The Essential Research survey also revealed 48 per cent of voters would welcome a national debate on the issue, and showed that two thirds of Australians agree that populist senator Pauline Hanson talks about topics other politicians are afraid to bring up.
The top reasons for wanting a ban were fears over terrorism, and a belief that Muslim migrants do not integrate nor share Australian values. The poll was first conducted in early August and then repeated to ensure the results were not outliers.
Writing in The Guardian about the results, Essential Research pollster Peter Lewis says his polling company decided to ask whether people opposed a ban following Ms. Hanson’s maiden speech in the Senate. In it, the populist One Nation party politician proposed Australia end Muslim migration and stop building mosques and Islamic schools.
Mr. Lewis expresses horror at the number of people sceptical of mass Muslim migration and that large numbers of Labour and Green voters also back a ban.
Sixty per cent of respondents who support the right-wing Coalition favour an end to Muslim migration along with 40 per cent of Labour voters and 34 per cent of Green voters.
“Floored” by the results, the pollster laments that the “basket of deplorables”, who he previously thought were just a “marginalised rump, out of step with the views of modern, mainstream, cosmopolitan Australia”, is too big to ignore.
He writes: “This not a ‘basket of deplorables’ who sit outside the confines of polite society, that is 49% of the men and women who make up our nation.
“Yes, they are more likely to vote Coalition or ‘other’ but 40% of Labor voters and one third of Greens agree too. Look around you right now, there are people in your workplace, in your street, on your train, who agree with Hanson.”
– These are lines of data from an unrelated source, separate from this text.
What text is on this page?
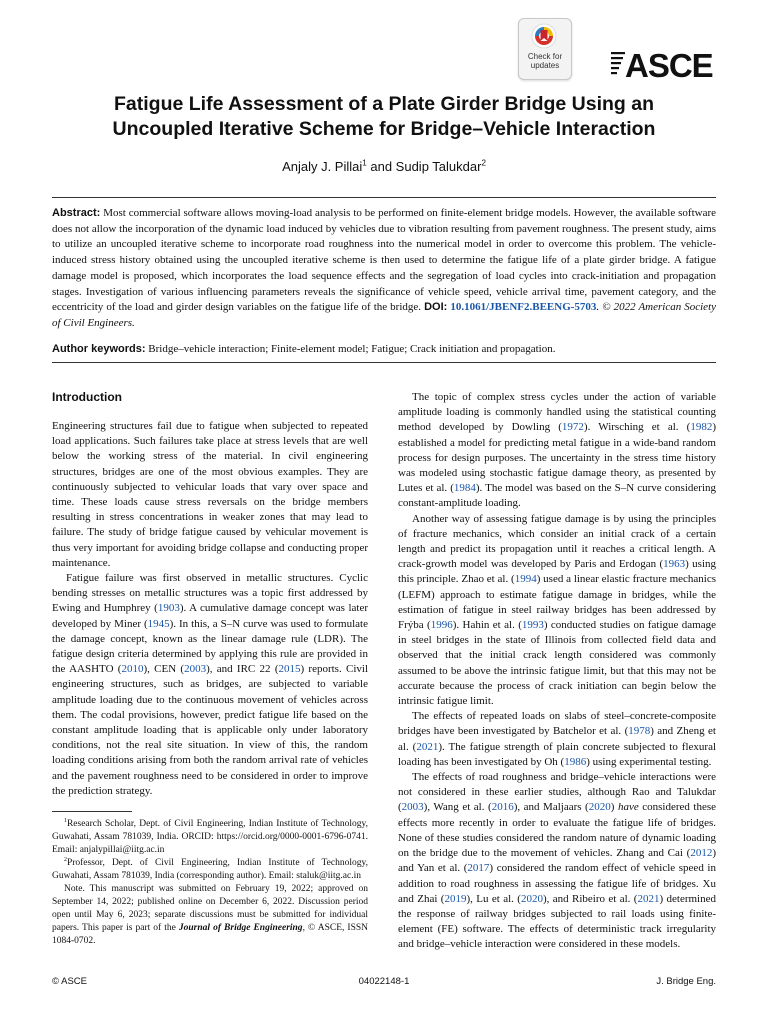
Check for
updates	ASCE
Fatigue Life Assessment of a Plate Girder Bridge Using an
Uncoupled Iterative Scheme for Bridge–Vehicle Interaction
Anjaly J. Pillai$^1$ and Sudip Talukdar$^2$
Abstract: Most commercial software allows moving-load analysis to be performed on finite-element bridge models. However, the available software does not allow the incorporation of the dynamic load induced by vehicles due to vibration resulting from pavement roughness. The present study, aims to utilize an uncoupled iterative scheme to incorporate road roughness into the numerical model in order to overcome this problem. The vehicle-induced stress history obtained using the uncoupled iterative scheme is then used to determine the fatigue life of a plate girder bridge. A fatigue damage model is proposed, which incorporates the load sequence effects and the segregation of load cycles into crack-initiation and propagation stages. Investigation of various influencing parameters reveals the significance of vehicle speed, vehicle arrival time, pavement category, and the eccentricity of the load and girder design variables on the fatigue life of the bridge. DOI: 10.1061/JBENF2.BEENG-5703. © 2022 American Society of Civil Engineers.
Author keywords: Bridge–vehicle interaction; Finite-element model; Fatigue; Crack initiation and propagation.
Introduction

Engineering structures fail due to fatigue when subjected to repeated load applications. Such failures take place at stress levels that are well below the working stress of the material. In civil engineering structures, bridges are one of the most obvious examples. They are continuously subjected to vehicular loads that vary over space and time. These loads cause stress reversals on the bridge members resulting in stress concentrations in weaker zones that may lead to failure. The study of bridge fatigue caused by vehicular movement is thus very important for avoiding bridge collapse and conducting proper maintenance.

Fatigue failure was first observed in metallic structures. Cyclic bending stresses on metallic structures was a topic first addressed by Ewing and Humphrey (1903). A cumulative damage concept was later developed by Miner (1945). In this, a S–N curve was used to formulate the damage concept, known as the linear damage rule (LDR). The fatigue design criteria determined by applying this rule are provided in the AASHTO (2010), CEN (2003), and IRC 22 (2015) reports. Civil engineering structures, such as bridges, are subjected to variable amplitude loading due to the continuous movement of vehicles across them. The codal provisions, however, predict fatigue life based on the constant amplitude loading that is applicable only under laboratory conditions, not the real site situation. In view of this, the random loading conditions arising from both the random arrival rate of vehicles and the pavement roughness need to be considered in order to improve the prediction strategy.

$^1$Research Scholar, Dept. of Civil Engineering, Indian Institute of Technology, Guwahati, Assam 781039, India. ORCID: https://orcid.org/0000-0001-6796-0741. Email: anjalypillai@iitg.ac.in

$^2$Professor, Dept. of Civil Engineering, Indian Institute of Technology, Guwahati, Assam 781039, India (corresponding author). Email: staluk@iitg.ac.in

Note. This manuscript was submitted on February 19, 2022; approved on September 14, 2022; published online on December 6, 2022. Discussion period open until May 6, 2023; separate discussions must be submitted for individual papers. This paper is part of the Journal of Bridge Engineering, © ASCE, ISSN 1084-0702.

The topic of complex stress cycles under the action of variable amplitude loading is commonly handled using the statistical counting method developed by Dowling (1972). Wirsching et al. (1982) established a model for predicting metal fatigue in a wide-band random process for design purposes. The uncertainty in the stress time history was modeled using stochastic fatigue damage theory, as presented by Lutes et al. (1984). The model was based on the S–N curve considering constant-amplitude loading.

Another way of assessing fatigue damage is by using the principles of fracture mechanics, which consider an initial crack of a certain length and predict its propagation until it reaches a critical length. A crack-growth model was developed by Paris and Erdogan (1963) using this principle. Zhao et al. (1994) used a linear elastic fracture mechanics (LEFM) approach to estimate fatigue damage in bridges, while the estimation of fatigue in steel railway bridges has been addressed by Frýba (1996). Hahin et al. (1993) conducted studies on fatigue damage in steel bridges in the state of Illinois from collected field data and observed that the initial crack length considered was commonly assumed to be above the intrinsic fatigue limit, but that this may not be accurate because the process of crack initiation can begin below the intrinsic fatigue limit.

The effects of repeated loads on slabs of steel–concrete-composite bridges have been investigated by Batchelor et al. (1978) and Zheng et al. (2021). The fatigue strength of plain concrete subjected to flexural loading has been investigated by Oh (1986) using experimental testing.

The effects of road roughness and bridge–vehicle interactions were not considered in these earlier studies, although Rao and Talukdar (2003), Wang et al. (2016), and Maljaars (2020) have considered these effects more recently in order to evaluate the fatigue life of bridges. None of these studies considered the random nature of dynamic loading on the bridge due to the movement of vehicles. Zhang and Cai (2012) and Yan et al. (2017) considered the random effect of vehicle speed in addition to road roughness in assessing the fatigue life of bridges. Xu and Zhai (2019), Lu et al. (2020), and Ribeiro et al. (2021) determined the response of railway bridges subjected to rail loads using finite-element (FE) software. The effects of deterministic track irregularity and bridge–vehicle interaction were considered in these models.

© ASCE	04022148-1	J. Bridge Eng.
Mr Lewis asserts that voters’ fears over migration are due to increasing feelings of job insecurity among Australians.
He points to this week’s Essential Research report, which revealed a quarter of voters think their jobs will be less secure in the next two years, and that just one third expect to be working with the same employer in five years time.
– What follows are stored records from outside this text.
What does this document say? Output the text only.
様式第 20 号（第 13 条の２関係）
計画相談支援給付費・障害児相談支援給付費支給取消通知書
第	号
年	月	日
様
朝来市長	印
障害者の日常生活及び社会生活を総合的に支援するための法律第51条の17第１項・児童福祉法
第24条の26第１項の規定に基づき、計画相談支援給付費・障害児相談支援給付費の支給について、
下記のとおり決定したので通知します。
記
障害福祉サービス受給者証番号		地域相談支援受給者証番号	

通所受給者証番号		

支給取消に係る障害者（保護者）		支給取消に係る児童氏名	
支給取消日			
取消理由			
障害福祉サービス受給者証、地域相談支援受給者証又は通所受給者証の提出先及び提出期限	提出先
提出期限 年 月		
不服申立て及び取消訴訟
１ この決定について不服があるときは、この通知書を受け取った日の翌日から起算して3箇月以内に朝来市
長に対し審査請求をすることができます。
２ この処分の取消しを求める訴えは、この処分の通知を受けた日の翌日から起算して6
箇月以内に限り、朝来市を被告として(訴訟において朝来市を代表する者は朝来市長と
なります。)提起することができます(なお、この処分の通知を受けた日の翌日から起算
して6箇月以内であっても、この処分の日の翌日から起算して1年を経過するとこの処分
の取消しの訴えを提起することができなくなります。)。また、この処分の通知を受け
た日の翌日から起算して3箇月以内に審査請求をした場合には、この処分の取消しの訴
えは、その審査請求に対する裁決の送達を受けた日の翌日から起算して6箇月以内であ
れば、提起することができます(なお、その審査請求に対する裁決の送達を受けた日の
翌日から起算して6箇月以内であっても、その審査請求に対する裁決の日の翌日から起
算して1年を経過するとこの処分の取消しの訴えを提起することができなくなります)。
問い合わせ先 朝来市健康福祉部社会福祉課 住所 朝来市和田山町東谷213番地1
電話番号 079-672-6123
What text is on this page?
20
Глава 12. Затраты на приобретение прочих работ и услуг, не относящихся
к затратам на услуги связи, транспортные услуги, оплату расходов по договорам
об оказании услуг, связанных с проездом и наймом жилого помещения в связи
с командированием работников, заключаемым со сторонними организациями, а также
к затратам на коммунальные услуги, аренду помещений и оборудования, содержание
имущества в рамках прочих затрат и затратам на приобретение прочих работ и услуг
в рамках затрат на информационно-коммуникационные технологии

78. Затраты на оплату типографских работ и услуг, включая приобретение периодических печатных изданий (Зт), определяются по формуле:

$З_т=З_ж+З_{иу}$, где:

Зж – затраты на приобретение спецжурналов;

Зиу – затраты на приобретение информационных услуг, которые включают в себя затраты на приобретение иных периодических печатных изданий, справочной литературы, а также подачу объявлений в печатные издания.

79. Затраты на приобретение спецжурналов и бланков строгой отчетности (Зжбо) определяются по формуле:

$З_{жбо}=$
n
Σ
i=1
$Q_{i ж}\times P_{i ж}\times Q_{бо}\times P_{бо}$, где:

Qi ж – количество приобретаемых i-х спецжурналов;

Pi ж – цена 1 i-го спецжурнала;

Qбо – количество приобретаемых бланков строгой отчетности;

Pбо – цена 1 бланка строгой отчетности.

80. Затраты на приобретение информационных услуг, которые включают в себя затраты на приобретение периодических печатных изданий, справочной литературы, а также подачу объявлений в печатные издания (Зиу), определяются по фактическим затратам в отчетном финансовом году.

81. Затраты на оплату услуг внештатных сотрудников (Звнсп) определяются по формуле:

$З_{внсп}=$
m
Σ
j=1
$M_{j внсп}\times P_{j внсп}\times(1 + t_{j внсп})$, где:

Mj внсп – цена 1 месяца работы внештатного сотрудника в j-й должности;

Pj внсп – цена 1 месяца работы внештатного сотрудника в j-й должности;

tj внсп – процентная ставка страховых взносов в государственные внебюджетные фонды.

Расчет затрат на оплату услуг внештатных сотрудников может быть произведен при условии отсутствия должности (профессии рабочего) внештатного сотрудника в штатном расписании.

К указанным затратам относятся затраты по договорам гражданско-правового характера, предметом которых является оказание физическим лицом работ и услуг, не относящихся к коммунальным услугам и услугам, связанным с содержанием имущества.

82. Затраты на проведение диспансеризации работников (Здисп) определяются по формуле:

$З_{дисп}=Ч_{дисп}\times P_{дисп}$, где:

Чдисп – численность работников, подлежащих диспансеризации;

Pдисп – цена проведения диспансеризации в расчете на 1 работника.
With a question asking what constitutes the biggest threat to job security in Australia, the top response was “free trade deals that allow foreign workers into the Australian labour market”. A third of respondents opted for this as their answer.
Mr. Lewis asserts: “While the political insiders see rising insecurity as the natural consequence of technology and our economic affluence, the majority of Australians see it as the outcome of conscious decisions made by their leaders.
“Someone feeling insecure does not cheer for free trade deals or see the spread of labour hire and contracting out as the way to reduce costs and make businesses more productive. They endure these decisions and then when they are personally affected, they resent them.”
On the topic of how political elites can deal with Australians who have views he says are informed by “underlying ignorance and mindless stereotypes”, Mr. Lewis claims:
“So here’s the challenge to everyone concerned or affronted by these findings. How do you tell half the population that they are wrong?”
The best course of action to challenge Ms. Hanson and her supporters, he concludes, is to talk about “unfashionable ideas [such] as income distribution, workplace bargaining rights, industry development and corporate responsibility.”